Teresa Stroble was driving her normal bus route in Spartanburg County when she heard a ninth-grade student yelling from the back.

“The thing that made me react real fast, the student actually said the bus is on fire,” Stroble told WSPA. “She didn’t say I smell smoke. She didn’t say, it’s smoking back here. She said the bus is on fire, and so when you hear that you evacuate.”

Stroble pulled over quickly and got all the students — comprised of students from elementary, intermediate and high school — off the bus and at a safe distance before the vehicle burst into flames.

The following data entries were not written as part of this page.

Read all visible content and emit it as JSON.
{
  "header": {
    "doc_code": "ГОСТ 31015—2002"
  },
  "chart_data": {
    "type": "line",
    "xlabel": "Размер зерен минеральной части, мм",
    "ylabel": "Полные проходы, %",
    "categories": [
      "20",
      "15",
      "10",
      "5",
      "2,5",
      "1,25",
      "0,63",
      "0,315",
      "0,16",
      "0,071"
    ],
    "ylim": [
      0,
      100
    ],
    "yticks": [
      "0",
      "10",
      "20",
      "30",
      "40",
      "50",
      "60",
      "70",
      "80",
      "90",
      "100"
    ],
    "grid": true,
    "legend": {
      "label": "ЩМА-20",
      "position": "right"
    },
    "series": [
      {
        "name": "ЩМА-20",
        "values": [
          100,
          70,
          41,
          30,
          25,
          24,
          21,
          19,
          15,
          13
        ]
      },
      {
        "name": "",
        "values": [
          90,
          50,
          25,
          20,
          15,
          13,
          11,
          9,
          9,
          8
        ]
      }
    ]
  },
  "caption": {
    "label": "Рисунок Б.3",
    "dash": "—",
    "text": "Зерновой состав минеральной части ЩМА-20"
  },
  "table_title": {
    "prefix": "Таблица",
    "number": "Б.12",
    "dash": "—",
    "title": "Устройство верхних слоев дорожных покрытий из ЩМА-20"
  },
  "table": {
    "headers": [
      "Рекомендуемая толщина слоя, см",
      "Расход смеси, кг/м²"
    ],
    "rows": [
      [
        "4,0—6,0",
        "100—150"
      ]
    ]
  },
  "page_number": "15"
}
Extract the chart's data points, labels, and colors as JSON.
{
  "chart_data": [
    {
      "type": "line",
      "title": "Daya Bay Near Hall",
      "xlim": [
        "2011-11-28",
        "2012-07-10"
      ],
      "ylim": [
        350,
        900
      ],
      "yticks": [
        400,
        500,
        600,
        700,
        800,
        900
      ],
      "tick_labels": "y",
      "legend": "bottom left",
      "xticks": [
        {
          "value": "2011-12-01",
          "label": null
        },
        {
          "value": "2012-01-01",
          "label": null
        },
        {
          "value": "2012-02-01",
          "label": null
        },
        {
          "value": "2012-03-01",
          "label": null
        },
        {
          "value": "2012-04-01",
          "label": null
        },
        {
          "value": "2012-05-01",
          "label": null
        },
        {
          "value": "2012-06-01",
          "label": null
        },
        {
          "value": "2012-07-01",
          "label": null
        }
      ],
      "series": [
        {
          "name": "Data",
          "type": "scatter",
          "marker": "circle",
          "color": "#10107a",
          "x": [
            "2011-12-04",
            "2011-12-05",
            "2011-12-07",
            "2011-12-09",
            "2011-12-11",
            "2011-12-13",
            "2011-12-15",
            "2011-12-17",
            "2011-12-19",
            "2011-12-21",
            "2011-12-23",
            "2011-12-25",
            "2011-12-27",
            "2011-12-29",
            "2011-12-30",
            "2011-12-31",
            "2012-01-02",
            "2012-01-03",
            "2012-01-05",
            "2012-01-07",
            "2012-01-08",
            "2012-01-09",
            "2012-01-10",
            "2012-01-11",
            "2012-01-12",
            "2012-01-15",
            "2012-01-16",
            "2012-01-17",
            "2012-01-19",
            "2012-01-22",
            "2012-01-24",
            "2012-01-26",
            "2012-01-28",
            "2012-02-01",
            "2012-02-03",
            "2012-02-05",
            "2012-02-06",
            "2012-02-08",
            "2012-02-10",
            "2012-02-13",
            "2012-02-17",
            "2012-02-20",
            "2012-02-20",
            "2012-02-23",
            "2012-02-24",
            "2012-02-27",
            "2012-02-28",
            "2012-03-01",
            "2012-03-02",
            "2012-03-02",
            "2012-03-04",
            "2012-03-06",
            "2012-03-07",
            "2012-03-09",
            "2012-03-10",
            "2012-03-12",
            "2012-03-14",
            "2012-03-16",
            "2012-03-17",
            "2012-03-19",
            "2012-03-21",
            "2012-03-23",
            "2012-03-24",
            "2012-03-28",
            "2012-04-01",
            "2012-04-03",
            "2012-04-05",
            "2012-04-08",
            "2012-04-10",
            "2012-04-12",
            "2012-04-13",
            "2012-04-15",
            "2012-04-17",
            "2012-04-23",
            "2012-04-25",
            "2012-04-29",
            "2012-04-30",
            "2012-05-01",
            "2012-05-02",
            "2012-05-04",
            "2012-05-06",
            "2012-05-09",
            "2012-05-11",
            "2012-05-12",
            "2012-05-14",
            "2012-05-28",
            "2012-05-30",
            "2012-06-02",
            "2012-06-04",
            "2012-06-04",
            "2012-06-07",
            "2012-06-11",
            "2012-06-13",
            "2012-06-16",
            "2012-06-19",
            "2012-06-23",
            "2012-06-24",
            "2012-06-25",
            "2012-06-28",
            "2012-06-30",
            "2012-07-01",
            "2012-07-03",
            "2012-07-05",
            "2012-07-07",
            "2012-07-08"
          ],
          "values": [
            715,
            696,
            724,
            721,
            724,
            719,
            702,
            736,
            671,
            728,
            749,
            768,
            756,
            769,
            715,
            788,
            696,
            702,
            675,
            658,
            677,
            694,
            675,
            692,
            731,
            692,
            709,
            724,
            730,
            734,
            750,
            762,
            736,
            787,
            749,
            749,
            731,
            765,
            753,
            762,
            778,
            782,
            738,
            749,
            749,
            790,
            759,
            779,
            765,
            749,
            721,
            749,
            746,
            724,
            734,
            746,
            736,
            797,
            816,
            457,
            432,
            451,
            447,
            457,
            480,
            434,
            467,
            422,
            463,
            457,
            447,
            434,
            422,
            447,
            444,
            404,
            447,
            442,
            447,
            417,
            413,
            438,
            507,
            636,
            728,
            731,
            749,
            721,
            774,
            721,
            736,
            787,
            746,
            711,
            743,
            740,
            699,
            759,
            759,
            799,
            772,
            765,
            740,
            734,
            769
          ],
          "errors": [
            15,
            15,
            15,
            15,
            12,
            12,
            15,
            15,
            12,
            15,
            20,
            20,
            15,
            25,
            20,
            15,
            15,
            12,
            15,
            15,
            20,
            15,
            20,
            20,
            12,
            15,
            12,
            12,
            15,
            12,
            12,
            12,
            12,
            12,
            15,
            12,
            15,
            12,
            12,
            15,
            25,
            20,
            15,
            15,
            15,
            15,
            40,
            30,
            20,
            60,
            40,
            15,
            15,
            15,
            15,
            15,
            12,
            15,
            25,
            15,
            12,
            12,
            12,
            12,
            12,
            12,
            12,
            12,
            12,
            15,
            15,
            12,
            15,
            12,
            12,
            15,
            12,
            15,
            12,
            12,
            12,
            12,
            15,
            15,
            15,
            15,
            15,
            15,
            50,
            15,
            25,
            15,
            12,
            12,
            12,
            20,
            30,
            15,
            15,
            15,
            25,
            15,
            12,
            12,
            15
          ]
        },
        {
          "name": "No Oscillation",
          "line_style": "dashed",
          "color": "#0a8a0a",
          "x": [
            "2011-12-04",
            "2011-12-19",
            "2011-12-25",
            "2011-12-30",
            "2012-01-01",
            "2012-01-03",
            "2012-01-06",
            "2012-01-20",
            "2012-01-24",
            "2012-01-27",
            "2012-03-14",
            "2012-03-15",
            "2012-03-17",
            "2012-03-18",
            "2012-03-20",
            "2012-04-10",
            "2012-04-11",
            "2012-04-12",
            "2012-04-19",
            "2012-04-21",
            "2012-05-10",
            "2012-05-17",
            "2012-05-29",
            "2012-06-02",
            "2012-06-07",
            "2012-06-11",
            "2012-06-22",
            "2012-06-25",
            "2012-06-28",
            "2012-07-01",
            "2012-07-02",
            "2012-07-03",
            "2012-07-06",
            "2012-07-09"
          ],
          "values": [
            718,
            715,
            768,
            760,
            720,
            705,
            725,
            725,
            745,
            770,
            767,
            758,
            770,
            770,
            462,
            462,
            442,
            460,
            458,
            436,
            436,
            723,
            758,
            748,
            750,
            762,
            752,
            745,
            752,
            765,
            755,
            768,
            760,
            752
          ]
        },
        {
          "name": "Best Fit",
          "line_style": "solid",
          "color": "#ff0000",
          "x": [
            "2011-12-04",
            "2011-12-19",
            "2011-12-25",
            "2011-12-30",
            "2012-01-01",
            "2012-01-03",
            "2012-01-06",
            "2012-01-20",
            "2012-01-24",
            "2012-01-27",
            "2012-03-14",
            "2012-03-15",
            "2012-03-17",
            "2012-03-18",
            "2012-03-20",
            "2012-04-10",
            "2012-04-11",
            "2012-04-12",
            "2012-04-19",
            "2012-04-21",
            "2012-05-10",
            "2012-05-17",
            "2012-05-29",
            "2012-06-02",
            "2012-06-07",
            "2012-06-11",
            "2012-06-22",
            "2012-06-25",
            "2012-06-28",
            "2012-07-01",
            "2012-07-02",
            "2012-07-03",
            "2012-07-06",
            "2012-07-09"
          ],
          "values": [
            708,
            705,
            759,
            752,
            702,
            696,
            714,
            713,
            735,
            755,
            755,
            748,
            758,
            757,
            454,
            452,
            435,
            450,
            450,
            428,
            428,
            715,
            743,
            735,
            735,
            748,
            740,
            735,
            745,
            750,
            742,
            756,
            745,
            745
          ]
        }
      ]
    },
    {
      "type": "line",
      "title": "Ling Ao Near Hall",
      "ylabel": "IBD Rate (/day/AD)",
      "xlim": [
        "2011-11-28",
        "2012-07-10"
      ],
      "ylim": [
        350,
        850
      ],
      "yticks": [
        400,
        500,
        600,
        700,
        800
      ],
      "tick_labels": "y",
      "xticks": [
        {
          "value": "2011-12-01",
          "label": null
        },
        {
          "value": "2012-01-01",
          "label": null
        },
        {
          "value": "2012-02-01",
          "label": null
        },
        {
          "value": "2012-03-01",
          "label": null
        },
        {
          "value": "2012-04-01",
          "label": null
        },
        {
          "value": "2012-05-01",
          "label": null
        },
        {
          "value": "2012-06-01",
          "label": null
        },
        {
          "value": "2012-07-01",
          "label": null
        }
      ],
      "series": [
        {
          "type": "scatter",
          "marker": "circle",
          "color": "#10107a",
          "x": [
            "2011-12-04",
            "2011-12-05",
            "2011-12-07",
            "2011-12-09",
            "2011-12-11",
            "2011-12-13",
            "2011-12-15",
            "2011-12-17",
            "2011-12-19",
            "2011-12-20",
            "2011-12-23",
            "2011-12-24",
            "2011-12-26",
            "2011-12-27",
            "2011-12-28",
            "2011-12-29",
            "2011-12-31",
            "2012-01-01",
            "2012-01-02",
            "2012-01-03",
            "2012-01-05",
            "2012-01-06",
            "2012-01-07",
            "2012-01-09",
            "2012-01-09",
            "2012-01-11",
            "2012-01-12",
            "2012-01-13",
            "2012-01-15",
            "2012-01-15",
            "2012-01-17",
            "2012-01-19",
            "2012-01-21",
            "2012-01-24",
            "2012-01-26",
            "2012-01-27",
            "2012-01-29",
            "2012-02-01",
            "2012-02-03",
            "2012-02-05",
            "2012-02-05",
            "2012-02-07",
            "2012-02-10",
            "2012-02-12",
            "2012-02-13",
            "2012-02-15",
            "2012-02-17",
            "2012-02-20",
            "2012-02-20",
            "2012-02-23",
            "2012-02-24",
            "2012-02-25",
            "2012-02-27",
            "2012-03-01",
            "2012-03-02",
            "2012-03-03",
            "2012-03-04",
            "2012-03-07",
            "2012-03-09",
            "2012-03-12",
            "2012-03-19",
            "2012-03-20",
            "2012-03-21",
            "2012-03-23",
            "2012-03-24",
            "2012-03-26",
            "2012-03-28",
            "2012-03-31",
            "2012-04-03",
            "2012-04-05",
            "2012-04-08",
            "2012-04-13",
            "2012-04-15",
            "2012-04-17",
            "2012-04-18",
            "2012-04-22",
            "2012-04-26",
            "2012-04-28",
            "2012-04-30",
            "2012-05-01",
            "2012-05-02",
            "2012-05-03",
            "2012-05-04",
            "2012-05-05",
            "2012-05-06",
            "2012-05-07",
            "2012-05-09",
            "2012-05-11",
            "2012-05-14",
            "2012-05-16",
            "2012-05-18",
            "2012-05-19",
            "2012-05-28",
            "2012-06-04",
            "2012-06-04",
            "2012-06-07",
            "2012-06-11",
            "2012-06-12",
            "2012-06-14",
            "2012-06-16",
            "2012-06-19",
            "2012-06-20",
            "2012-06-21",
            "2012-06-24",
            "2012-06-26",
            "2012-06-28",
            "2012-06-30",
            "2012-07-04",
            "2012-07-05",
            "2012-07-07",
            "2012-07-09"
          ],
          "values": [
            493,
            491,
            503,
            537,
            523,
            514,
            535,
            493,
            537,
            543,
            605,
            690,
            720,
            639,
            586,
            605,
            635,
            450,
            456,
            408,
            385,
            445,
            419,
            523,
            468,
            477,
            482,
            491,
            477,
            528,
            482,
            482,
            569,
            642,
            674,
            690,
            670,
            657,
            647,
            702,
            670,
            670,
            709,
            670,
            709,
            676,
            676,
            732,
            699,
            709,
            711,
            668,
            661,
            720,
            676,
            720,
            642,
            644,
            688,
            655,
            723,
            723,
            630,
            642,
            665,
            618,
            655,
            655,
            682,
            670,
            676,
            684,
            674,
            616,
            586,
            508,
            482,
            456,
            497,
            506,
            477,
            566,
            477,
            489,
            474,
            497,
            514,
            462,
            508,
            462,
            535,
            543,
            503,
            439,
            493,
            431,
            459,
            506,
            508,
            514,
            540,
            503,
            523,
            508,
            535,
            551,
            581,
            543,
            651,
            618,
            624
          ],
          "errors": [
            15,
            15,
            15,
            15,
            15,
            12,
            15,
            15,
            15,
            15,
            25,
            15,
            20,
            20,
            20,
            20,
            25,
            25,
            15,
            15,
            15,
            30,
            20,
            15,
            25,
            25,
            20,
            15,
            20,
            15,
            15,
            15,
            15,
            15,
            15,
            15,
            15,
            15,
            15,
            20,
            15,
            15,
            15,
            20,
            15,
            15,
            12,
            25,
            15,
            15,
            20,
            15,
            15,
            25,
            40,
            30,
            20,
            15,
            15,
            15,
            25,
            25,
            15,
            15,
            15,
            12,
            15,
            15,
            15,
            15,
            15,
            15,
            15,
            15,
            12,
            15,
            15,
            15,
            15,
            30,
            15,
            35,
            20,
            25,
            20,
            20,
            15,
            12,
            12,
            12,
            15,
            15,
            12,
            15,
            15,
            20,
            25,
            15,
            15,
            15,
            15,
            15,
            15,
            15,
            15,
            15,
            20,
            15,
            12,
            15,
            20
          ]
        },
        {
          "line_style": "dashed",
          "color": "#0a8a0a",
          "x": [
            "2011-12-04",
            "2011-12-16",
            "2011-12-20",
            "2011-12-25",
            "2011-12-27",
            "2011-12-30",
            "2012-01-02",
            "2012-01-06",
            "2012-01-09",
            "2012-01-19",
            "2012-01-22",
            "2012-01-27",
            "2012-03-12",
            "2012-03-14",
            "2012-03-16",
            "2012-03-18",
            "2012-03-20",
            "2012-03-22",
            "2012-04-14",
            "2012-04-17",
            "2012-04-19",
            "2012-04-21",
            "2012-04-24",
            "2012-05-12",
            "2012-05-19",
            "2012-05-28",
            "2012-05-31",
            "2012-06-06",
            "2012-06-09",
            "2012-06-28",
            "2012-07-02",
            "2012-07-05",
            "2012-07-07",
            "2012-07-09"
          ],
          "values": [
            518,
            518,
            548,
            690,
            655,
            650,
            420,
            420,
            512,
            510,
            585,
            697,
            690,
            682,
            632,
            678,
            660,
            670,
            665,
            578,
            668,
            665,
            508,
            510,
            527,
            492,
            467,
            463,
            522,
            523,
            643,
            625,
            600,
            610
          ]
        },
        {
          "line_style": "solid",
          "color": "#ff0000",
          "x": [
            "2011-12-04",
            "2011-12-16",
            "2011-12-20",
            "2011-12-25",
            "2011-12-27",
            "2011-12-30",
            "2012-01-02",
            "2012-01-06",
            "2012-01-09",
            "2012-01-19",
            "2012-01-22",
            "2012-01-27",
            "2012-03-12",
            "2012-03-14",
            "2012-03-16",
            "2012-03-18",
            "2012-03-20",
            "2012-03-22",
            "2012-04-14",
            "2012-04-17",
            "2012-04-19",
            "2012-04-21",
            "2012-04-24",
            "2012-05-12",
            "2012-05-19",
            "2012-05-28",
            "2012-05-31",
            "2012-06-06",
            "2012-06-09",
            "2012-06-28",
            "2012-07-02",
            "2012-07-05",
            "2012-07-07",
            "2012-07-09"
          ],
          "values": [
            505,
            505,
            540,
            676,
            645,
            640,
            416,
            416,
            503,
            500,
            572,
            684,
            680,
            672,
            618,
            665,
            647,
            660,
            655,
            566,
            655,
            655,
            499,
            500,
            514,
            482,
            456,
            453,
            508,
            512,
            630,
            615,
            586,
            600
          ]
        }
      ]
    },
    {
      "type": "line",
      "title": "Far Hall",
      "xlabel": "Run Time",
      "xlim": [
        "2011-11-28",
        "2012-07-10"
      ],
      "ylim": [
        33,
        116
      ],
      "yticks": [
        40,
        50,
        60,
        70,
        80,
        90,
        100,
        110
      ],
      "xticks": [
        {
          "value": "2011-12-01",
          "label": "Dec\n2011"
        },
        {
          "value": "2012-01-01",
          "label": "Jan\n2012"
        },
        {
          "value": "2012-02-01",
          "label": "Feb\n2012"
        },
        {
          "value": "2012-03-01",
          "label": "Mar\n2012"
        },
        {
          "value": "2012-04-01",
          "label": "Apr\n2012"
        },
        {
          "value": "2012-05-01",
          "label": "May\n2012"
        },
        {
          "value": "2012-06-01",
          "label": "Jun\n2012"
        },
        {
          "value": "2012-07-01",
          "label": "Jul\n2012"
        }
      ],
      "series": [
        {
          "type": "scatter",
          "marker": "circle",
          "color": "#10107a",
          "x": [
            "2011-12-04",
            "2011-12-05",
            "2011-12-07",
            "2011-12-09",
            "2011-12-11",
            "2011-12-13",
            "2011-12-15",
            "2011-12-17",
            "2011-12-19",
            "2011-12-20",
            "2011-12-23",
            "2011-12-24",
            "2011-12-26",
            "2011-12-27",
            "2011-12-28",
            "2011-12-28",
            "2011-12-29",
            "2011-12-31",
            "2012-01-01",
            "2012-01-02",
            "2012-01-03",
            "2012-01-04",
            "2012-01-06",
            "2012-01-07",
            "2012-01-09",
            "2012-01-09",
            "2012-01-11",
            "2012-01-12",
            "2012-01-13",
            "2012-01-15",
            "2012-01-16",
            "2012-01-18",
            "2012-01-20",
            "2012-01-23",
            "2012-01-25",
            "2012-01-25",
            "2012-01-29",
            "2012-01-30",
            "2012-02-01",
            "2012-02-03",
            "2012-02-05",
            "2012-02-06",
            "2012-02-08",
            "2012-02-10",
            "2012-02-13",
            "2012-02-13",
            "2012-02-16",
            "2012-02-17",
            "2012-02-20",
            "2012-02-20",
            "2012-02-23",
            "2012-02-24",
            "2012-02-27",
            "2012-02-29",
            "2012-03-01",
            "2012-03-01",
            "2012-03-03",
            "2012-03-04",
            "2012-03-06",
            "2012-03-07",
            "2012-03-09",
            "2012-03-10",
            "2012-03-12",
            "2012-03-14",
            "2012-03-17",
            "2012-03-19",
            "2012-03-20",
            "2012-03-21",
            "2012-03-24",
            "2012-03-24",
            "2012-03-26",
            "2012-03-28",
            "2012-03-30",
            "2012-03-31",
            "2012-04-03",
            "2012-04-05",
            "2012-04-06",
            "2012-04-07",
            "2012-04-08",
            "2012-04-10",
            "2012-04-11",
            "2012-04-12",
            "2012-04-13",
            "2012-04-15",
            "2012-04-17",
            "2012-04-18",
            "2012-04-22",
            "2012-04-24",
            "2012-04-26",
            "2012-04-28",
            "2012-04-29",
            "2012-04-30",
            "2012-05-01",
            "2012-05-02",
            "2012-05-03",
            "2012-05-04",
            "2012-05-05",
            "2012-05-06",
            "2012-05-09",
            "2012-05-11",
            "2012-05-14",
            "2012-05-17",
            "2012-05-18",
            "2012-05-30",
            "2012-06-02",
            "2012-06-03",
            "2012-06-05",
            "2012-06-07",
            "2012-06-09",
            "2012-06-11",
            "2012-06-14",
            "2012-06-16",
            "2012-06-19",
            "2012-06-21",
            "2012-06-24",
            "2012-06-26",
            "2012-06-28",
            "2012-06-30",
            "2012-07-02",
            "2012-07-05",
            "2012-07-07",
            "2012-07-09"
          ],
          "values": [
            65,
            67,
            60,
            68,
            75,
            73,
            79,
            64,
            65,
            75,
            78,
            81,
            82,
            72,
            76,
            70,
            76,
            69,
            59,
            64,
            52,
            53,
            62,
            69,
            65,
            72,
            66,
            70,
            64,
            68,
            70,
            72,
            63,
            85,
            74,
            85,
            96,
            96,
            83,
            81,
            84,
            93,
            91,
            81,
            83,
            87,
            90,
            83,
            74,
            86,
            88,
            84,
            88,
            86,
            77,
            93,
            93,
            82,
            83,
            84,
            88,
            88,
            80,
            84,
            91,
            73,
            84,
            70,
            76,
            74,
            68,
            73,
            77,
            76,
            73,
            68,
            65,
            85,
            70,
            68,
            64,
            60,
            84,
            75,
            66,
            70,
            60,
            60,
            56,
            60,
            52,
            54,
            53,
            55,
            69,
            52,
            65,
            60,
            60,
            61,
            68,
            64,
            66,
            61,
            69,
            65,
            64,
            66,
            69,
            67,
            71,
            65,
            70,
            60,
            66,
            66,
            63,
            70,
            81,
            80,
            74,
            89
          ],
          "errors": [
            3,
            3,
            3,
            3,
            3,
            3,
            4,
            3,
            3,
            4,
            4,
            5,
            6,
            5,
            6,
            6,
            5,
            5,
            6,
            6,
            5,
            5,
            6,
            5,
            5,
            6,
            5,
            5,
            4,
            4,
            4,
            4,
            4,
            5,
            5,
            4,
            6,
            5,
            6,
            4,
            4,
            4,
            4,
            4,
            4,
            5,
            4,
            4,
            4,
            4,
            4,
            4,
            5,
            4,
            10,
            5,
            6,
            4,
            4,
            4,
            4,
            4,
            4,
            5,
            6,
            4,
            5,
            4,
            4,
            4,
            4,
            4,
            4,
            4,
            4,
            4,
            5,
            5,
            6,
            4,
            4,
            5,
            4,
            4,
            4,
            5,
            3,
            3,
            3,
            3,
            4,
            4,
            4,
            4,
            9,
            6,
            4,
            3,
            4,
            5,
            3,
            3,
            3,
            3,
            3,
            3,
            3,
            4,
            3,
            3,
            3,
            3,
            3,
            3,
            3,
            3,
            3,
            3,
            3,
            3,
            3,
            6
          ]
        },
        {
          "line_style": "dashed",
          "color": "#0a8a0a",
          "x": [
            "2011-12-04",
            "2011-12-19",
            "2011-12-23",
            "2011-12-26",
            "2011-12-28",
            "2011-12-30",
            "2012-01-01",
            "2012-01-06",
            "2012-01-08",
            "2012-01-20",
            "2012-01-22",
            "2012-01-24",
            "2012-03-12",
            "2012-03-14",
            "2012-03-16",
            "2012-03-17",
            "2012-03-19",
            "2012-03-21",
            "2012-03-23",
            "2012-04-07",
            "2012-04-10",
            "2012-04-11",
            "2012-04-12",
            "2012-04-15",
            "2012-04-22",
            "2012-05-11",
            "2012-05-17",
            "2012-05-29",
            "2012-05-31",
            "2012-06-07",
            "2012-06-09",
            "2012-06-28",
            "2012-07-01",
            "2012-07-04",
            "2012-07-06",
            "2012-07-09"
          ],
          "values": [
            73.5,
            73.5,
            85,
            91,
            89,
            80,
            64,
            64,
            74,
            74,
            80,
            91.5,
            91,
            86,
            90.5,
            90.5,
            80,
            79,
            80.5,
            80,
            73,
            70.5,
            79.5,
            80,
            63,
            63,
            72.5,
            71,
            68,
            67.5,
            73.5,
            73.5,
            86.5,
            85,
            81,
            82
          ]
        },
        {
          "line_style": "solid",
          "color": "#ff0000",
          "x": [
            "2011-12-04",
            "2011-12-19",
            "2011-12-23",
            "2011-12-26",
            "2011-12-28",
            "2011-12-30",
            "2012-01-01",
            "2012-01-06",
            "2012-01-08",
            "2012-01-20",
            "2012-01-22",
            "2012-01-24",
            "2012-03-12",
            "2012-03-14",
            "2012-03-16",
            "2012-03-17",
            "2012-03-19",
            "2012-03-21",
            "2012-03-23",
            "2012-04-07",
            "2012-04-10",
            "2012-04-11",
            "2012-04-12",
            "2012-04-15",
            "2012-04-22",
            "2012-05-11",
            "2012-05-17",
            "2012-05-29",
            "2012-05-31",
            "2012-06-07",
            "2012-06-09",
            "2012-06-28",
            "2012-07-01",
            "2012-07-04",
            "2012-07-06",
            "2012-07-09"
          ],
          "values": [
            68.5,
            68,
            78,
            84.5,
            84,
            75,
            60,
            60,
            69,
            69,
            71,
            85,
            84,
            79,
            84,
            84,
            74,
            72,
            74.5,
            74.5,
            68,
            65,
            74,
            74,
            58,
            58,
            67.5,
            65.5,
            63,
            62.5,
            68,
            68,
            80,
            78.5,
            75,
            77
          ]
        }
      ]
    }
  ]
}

The "seven-year veteran driver and teacher assistant did exactly as she was trained and quickly and calmly evacuated all 56 students from the bus, and got them to a safe location," the school district said in an online statement. “She is a true hero.”

Firefighters arrived on the scene minutes later and contained the fire, CBS News reported.

“I can’t think about what might’ve happened, God blessed us. He got us out,” Stroble told WSPA.

Stroble was back on her route the next morning.

“She did exactly what she was trained to do,” Superintendent Scott Turner told WSPA. “She was calm. She kept the students calm. She made sure they were safe. They were her first priority. She's our hero today.”

At Duncan Elementary, students have signed a banner proclaiming Stroble their superhero.

“I feel blessed. I don’t feel like a hero,” Stroble said.

Officials from the South Carolina Department of Education were working with local fire officials to determine the cause of the blaze.